Гетман чуть склонил голову, указал на край стола:

— Садись, Адам Григорьевич, и гостя своего рядом с собою посади.

«Ох хитер, сатана, — подумал Кисель. — Даже то, как сказал — не „моего“ гостя, а „своего“, — и сесть только мне предложил, а Тимошку рядом со мною не сам посадил, а через меня же. Истинно — сатана».

Кисель сел рядом с игуменом. Тимофей — рядом с Киселем. Анкудинов понял: игумен и Кисель давно знают друг друга — беседа их текла плавно, неспешно.
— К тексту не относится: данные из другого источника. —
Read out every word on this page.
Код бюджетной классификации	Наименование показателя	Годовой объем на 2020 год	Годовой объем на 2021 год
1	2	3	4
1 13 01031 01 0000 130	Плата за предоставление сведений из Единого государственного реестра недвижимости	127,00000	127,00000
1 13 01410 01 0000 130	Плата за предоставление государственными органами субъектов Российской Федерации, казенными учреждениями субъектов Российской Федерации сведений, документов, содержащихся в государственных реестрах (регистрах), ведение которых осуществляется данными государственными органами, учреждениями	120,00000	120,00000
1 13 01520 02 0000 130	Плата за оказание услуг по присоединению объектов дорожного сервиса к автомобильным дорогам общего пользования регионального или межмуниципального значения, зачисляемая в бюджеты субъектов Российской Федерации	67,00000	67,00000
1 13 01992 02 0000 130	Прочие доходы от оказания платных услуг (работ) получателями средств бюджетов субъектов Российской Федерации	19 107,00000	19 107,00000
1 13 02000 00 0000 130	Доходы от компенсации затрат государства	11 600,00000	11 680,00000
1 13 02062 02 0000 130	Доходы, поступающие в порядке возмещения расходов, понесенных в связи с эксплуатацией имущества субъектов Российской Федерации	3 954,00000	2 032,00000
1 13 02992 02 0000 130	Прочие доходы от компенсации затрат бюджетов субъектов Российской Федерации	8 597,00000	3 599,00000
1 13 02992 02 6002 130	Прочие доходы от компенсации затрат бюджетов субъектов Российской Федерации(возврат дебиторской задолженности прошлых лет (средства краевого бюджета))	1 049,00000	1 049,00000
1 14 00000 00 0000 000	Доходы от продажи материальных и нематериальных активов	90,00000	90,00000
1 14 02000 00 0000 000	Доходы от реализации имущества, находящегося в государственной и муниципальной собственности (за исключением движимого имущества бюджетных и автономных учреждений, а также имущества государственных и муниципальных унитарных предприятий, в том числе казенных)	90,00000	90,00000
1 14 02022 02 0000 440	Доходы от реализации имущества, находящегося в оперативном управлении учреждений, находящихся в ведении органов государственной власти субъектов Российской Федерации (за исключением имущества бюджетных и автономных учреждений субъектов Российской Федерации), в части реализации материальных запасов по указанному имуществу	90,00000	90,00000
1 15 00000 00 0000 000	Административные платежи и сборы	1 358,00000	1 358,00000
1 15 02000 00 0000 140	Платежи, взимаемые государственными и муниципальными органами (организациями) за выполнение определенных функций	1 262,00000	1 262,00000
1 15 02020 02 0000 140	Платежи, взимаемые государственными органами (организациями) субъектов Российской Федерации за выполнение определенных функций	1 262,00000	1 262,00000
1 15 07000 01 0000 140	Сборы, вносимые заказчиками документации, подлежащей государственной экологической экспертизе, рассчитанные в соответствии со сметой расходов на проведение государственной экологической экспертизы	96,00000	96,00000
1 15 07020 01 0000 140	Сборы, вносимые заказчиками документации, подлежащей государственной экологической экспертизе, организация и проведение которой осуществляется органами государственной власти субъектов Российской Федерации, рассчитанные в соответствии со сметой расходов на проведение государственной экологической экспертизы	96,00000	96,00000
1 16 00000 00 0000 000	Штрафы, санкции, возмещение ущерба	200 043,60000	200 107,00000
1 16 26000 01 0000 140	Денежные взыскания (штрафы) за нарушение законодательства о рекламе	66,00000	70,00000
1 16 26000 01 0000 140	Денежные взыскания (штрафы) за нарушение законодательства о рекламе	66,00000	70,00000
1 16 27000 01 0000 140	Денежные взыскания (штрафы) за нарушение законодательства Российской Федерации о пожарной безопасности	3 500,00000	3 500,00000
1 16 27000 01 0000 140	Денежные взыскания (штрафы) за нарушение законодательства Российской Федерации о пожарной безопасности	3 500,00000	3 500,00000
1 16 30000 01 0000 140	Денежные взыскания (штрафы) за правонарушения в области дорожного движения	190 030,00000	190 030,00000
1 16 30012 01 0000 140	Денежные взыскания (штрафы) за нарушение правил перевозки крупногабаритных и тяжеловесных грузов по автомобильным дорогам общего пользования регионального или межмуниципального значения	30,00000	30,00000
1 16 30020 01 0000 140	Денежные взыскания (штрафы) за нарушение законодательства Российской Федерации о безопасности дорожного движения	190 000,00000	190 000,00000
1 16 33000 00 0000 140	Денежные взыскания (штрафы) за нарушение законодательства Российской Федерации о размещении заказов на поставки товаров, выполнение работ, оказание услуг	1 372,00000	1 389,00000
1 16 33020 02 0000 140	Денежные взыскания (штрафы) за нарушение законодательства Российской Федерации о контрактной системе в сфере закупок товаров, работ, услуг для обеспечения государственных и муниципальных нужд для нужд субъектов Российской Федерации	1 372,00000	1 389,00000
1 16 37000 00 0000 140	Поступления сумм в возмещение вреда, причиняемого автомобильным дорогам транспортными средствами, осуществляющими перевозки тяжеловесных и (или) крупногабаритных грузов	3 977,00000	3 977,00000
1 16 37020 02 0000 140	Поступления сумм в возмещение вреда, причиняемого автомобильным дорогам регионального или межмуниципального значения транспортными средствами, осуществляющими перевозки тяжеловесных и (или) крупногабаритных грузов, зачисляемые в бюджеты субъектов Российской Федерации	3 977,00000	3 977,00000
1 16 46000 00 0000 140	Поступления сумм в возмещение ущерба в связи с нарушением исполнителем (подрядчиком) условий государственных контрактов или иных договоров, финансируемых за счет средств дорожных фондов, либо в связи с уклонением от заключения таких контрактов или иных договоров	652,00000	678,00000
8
Говорили старики не о божественном — больше вспоминали друзей, знакомых, мирян и духовных из Киева и из Лубен.

Игумен Самуил, взглянув на Тимофея из-под кустистых, черных — не по годам — бровей, сказал добросердечно:

— За нашим с тобой, Адам Григорьевич, разговором князь Иван в сей же час заснет. Нет у князя ни в Киеве, ни в Лубнах никого, кто был бы и ему и нам известен?

Анкудинов скосил глаза, подумал: «Сказать или нет?» Решил: «Скажу».

— Был у меня, отче, приятель из Лубен, знакомый мне человек. Звали его Иваном, а прозвище ему было Вергуненок.

Самуил опустил глаза. Кисель с любопытством поглядел на Тимофея, подумал: «Зачем одному подыменщику о втором рассказывать?»

Тимофей, глянув на стариков, понял: знают про Вергуненка оба — и воевода и игумен. Ждут, что он им про Ивана скажет.

— Был мне Иван великий друг, — проговорил Тимофей, внимательно следя за выражением лиц игумена и воеводы. — Метнули нас в тюрьму, в Семибашенный константинопольский замок. И там Иван признался мне, что он родом из Лубен и прозвище ему Вергуненок. А визирю и иным начальным людям говаривал Вергуненок, что он царевич Иван Димитриевич, царевича Димитрия сын.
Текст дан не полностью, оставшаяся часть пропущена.